Fast genau ein Jahr nach dem Rücktritt des Ex-Präsidenten Evo Morales hat Bolivien wieder einen demokratisch gewählten Präsidenten. Luis Arce, der Kandidat der MAS (Movimiento al Socialismo, Name der bolivianischen Linkspartei) konnte sich gegen seine Herausforderer durchsetzen und wurde am 8. November 2020 vereidigt.
Nachdem er 2016 das Referendum über eine Verfassungsänderung verloren hatte, die es ihm erlaubt hätte, ein viertes Mal zu kandidieren, kandidierte Präsident Evo Morales 2019 erneut für die Präsidentschaft. Sein stärkster und einzig nennenswerter Konkurrent war Ex-Präsident Carlos Mesa (Comunidad Ciudadana).

Das Wahlsystem in Bolivien ist sehr speziell als solches. Um Präsident zu werden, muss der Sieger im ersten Wahlgang mehr als 50% erreichen oder mehr als 40% und mehr als 10% Abstand zum zweiten Kandidaten haben, sonst gibt es eine Stichwahl.
Nachdem etwa 84% der Stimmen ausgezählt waren, schien alles darauf hinzudeuten, dass es eine Stichwahl geben würde, zu diesem Zeitpunkt hatte Morales 45% der Stimmen und Mesa 38%. Dann wurde die Aktualisierung der Ergebnisse für 24 Stunden unterbrochen und als die Auszählung wieder veröffentlicht wurde, war der Abstand über 10%. Morales gewann mit 47% über Mesa, der nur 36,5% hatte.
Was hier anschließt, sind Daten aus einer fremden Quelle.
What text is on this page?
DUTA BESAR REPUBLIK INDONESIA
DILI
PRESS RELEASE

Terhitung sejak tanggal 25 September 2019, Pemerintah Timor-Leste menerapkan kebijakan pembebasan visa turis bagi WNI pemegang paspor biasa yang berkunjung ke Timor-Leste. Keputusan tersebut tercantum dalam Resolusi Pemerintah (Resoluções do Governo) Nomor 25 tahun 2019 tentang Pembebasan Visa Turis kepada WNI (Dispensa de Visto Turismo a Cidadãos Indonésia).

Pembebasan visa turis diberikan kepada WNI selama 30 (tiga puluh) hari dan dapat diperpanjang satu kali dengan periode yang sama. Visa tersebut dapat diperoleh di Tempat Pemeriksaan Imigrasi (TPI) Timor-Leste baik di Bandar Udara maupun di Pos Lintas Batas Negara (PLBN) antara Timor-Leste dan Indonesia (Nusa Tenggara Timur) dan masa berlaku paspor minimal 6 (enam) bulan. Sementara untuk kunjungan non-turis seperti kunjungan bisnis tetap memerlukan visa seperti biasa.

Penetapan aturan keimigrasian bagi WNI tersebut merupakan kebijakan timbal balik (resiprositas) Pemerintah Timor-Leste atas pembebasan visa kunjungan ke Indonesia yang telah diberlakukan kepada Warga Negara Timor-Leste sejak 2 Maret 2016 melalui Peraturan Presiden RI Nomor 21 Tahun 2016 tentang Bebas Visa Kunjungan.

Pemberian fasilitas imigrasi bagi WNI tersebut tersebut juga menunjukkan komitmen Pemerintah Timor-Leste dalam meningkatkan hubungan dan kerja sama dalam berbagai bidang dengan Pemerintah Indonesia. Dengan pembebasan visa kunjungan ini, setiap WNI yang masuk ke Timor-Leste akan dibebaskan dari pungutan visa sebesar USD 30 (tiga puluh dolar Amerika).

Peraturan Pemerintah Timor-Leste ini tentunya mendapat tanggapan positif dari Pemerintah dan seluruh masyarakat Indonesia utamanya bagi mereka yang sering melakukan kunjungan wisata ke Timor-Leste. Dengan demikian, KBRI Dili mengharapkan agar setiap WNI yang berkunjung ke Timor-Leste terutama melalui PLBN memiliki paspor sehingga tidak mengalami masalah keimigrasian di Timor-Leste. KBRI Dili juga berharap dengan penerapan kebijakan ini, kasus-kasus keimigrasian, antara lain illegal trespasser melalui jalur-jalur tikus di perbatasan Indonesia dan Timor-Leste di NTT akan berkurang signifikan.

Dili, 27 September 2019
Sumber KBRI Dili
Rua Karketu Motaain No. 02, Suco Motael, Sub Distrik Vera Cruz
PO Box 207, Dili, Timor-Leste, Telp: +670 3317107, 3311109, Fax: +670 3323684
Die Organisation Amerikanischer Staaten (OAS), die zahlreiche Beobachter entsandte, sprach von schweren Unregelmäßigkeiten bei der Wahl. Es folgten zahlreiche Proteste in den verschiedenen Großstädten, die über Wochen andauerten. Nachdem Polizei und Militär Morales die Unterstützung entzogen hatten, erklärte Morales in der Nacht zum 10. November 2019 seinen Rücktritt als Präsident und musste ins mexikanische Exil fliehen. Andere Stellen sehen darin einen Putsch, der mit Hilfe der OAS durchgeführt werden konnte, da deren Bericht selbst fehlerhaft war, so die New York Times.
Als auch der Vizepräsident und der Präsident der Senatorenkammer zurücktraten, erklärte sich die Vizepräsidentin des Senats, Jeanine Áñez, am 12. November zur Interimspräsidentin. Es folgten Proteste und Blockaden von Morales-Anhängern.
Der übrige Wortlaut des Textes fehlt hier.